A Comparative Study via Photophysical and Electrical Characterizations on Interfacial and Bulk Exciplex-Forming Systems for Efficient Organic Light-Emitting Diodes

Abstract

An efficient organic light-emitting diode based on the BCzPh:CN-T2T exciplex as an emitting layer (EML) has been fabricated by exploiting charge balance and favorable molecular orientations. To further understand the details of the exciplex-forming mechanism, time-resolved photoluminescence (TRPL), capacitance-voltage (CV), impedance spectroscopy (IS), and transient electroluminescence (EL) measurements were used to probe the photophysical and electrical characteristics of EL devices by incorporating interfacial (BCzPh/CN-T2T) and bulk (BCzPh:CN-T2T) exciplexes as the emitting layer.

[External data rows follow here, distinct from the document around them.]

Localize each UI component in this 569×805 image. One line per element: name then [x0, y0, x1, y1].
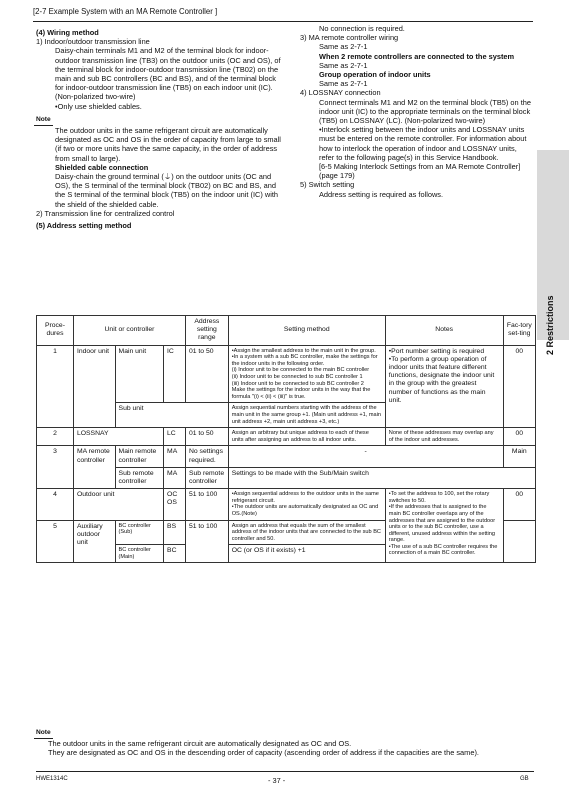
page-header: [2-7 Example System with an MA Remote Controller ]: [33, 7, 218, 16]
cell-factory: 00: [503, 489, 535, 520]
left-column: [36, 28, 284, 230]
th-procedures: Proce-dures: [37, 316, 74, 346]
cell-factory: Main: [503, 446, 535, 467]
shield-heading: Shielded cable connection: [55, 162, 149, 172]
cell-code: MA: [164, 446, 186, 467]
notes-line: •Port number setting is required: [388, 347, 485, 355]
shield-body: Daisy-chain the ground terminal (⏚) on the outdoor units (OC and OS), the S terminal of the terminal block (TB02) on BC and BS, and the S terminal of the terminal block (TB5) on the indoor unit (IC) with the shield of the shielded cable.: [55, 172, 279, 209]
cell-subunit: Sub remote controller: [115, 467, 164, 488]
right-line-9: Connect terminals M1 and M2 on the terminal block (TB5) on the indoor unit (IC) to the appropriate terminals on the terminal block (TB5) on LOSSNAY (LC). (Non-polarized two-wire): [319, 97, 531, 126]
method-line: (i) Indoor unit to be connected to the main BC controller: [231, 367, 370, 374]
notes-line: •To perform a group operation of indoor units that feature different functions, designate the indoor unit in the group with the greatest number of functions as the main unit.: [388, 355, 495, 404]
cell-notes: [385, 345, 503, 428]
cell-factory-empty: [503, 520, 535, 563]
cell-method: OC (or OS if it exists) +1: [228, 545, 385, 563]
method-line: •In a system with a sub BC controller, make the settings for the indoor units in the following order.: [231, 354, 378, 367]
cell-proc: 5: [37, 520, 74, 563]
cell-notes: [385, 489, 503, 563]
th-notes: Notes: [385, 316, 503, 346]
right-line-3: Same as 2-7-1: [319, 42, 368, 52]
cell-proc: 1: [37, 345, 74, 428]
notes-line: •The use of a sub BC controller requires the connection of a main BC controller.: [388, 543, 498, 557]
item-1-heading: 1) Indoor/outdoor transmission line: [36, 37, 150, 47]
right-line-4: When 2 remote controllers are connected to the system: [319, 51, 515, 61]
footer-region: GB: [520, 776, 529, 782]
cell-range: 01 to 50: [185, 345, 228, 403]
right-line-7: Same as 2-7-1: [319, 79, 368, 89]
bottom-note-line-2: They are designated as OC and OS in the descending order of capacity (ascending order of address if the capacities are the same).: [48, 748, 479, 758]
cell-method: Assign an arbitrary but unique address to each of these units after assigning an address to all indoor units.: [228, 428, 385, 446]
cell-method: -: [228, 446, 503, 467]
cell-unit: Auxiliary outdoor unit: [73, 520, 115, 563]
cell-method: Settings to be made with the Sub/Main switch: [228, 467, 535, 488]
notes-line: •If the addresses that is assigned to the main BC controller overlaps any of the addresses that are assigned to the outdoor units or to the sub BC controller, use a different, unused address within the setting range.: [388, 504, 496, 544]
cell-code: MA: [164, 467, 186, 488]
cell-unit: Outdoor unit: [73, 489, 163, 520]
note-body: The outdoor units in the same refrigerant circuit are automatically designated as OC and OS in the order of capacity from large to small (if two or more units have the same capacity, in the order of address from small to large).: [55, 126, 281, 163]
table-row: [37, 489, 536, 520]
side-tab-label: 2 Restrictions: [545, 295, 555, 355]
cell-range: No settings required.: [185, 446, 228, 467]
method-line: •The outdoor units are automatically designated as OC and OS.(Note): [231, 504, 379, 517]
cell-range: 01 to 50: [185, 428, 228, 446]
cell-proc: 3: [37, 446, 74, 489]
address-table: [36, 315, 536, 563]
table-row: [37, 345, 536, 403]
address-heading: (5) Address setting method: [36, 221, 132, 231]
right-item-4: 4) LOSSNAY connection: [300, 88, 381, 98]
method-line: •Assign sequential address to the outdoor units in the same refrigerant circuit.: [231, 491, 379, 504]
cell-code: BS: [164, 520, 186, 545]
cell-subunit: BC controller (Main): [115, 545, 164, 563]
right-line-13: Address setting is required as follows.: [319, 189, 444, 199]
bottom-note-line-1: The outdoor units in the same refrigerant circuit are automatically designated as OC and OS.: [48, 739, 352, 749]
right-item-3: 3) MA remote controller wiring: [300, 33, 399, 43]
table-header-row: [37, 316, 536, 346]
footer-rule: [36, 771, 534, 772]
cell-unit: MA remote controller: [73, 446, 115, 489]
header-rule: [33, 21, 533, 22]
right-item-5: 5) Switch setting: [300, 180, 355, 190]
th-range: Address setting range: [185, 316, 228, 346]
cell-factory: 00: [503, 345, 535, 428]
table-row: [37, 446, 536, 467]
note-tag: Note: [34, 115, 53, 126]
right-line-10: •Interlock setting between the indoor units and LOSSNAY units must be entered on the remote controller. For information about how to interlock the operation of indoor and LOSSNAY units, refer to the following page(s) in this Service Handbook.: [319, 125, 527, 162]
notes-line: •To set the address to 100, set the rotary switches to 50.: [388, 491, 490, 504]
cell-code: BC: [164, 545, 186, 563]
cell-unit: LOSSNAY: [73, 428, 163, 446]
method-line: Make the settings for the indoor units in the way that the formula "(i) < (ii) < (iii)" is true.: [231, 387, 371, 400]
cell-range: 51 to 100: [185, 520, 228, 563]
cell-subunit: Sub unit: [115, 403, 228, 428]
cell-proc: 2: [37, 428, 74, 446]
th-method: Setting method: [228, 316, 385, 346]
cell-method: [228, 489, 385, 520]
right-column: [300, 24, 532, 199]
item-1-body: Daisy-chain terminals M1 and M2 of the terminal block for indoor-outdoor transmission line (TB3) on the outdoor units (OC and OS), of the terminal block for indoor-outdoor transmission line (TB02) on the main and sub BC controllers (BC and BS), and of the terminal block for indoor-outdoor transmission line (TB5) on each indoor unit (IC). (Non-polarized two-wire): [55, 46, 281, 102]
cell-unit: Indoor unit: [73, 345, 115, 428]
bottom-note-tag: Note: [34, 728, 53, 739]
item-2-heading: 2) Transmission line for centralized control: [36, 208, 175, 218]
cell-range: Sub remote controller: [185, 467, 228, 488]
item-1-bullet: •Only use shielded cables.: [55, 101, 142, 111]
method-line: (ii) Indoor unit to be connected to sub BC controller 1: [231, 373, 363, 380]
right-line-5: Same as 2-7-1: [319, 60, 368, 70]
bottom-note: [36, 727, 536, 758]
cell-code: IC: [164, 345, 186, 403]
cell-subunit: BC controller (Sub): [115, 520, 164, 545]
right-line-11: [6-5 Making Interlock Settings from an MA Remote Controller](page 179): [319, 162, 521, 181]
cell-subunit: Main remote controller: [115, 446, 164, 467]
cell-code: LC: [164, 428, 186, 446]
cell-factory: 00: [503, 428, 535, 446]
cell-subunit: Main unit: [115, 345, 164, 403]
right-line-6: Group operation of indoor units: [319, 70, 431, 80]
cell-method: Assign sequential numbers starting with the address of the main unit in the same group +1. (Main unit address +1, main unit address +2, main unit address +3, etc.): [228, 403, 385, 428]
cell-proc: 4: [37, 489, 74, 520]
cell-code: OC OS: [164, 489, 186, 520]
method-line: •Assign the smallest address to the main unit in the group.: [231, 347, 376, 354]
side-tab: [537, 150, 569, 355]
th-factory: Fac-tory set-ting: [503, 316, 535, 346]
cell-method: [228, 345, 385, 403]
table-row: [37, 428, 536, 446]
cell-notes: None of these addresses may overlap any of the indoor unit addresses.: [385, 428, 503, 446]
cell-range: 51 to 100: [185, 489, 228, 520]
cell-method: Assign an address that equals the sum of the smallest address of the indoor units that are connected to the sub BC controller and 50.: [228, 520, 385, 545]
th-unit: Unit or controller: [73, 316, 185, 346]
wiring-heading: (4) Wiring method: [36, 28, 99, 37]
right-line-1: No connection is required.: [319, 24, 405, 33]
footer-doc-code: HWE1314C: [36, 776, 68, 782]
page-number: - 37 -: [268, 776, 286, 785]
method-line: (iii) Indoor unit to be connected to sub BC controller 2: [231, 380, 364, 387]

Interfacial- and bulk-exciplex devices exhibit a maximum external quantum efficiency (EQE) of 7.7 and 26.4%, respectively. The reason for different device performances was rationalized by comparing the accumulated amount of charge density at the EML’s interface responsible for exciplex emission. In addition, the TRPL measurement monitored from short to long wavelengths was used to explore the harvest of nonradiative triplets back to singlets via reverse intersystem crossing and to examine the efficiency of delayed fluorescence. The bulk-exciplex system showed a distinct delayed fluorescence as compared to the interfacial one, which was also corroborated by the observation in the transient EL. The result indicates that the bulk exciplex can reduce the accumulated charge in the EML rapidly, resulting in improvement of EL efficiency. This assumption was further verified by CV and IS measurements. Our results reveal that the accumulated charge density and the bulk resistance of the bulk-exciplex device are much lower as compared to those of the interfacial counterpart device.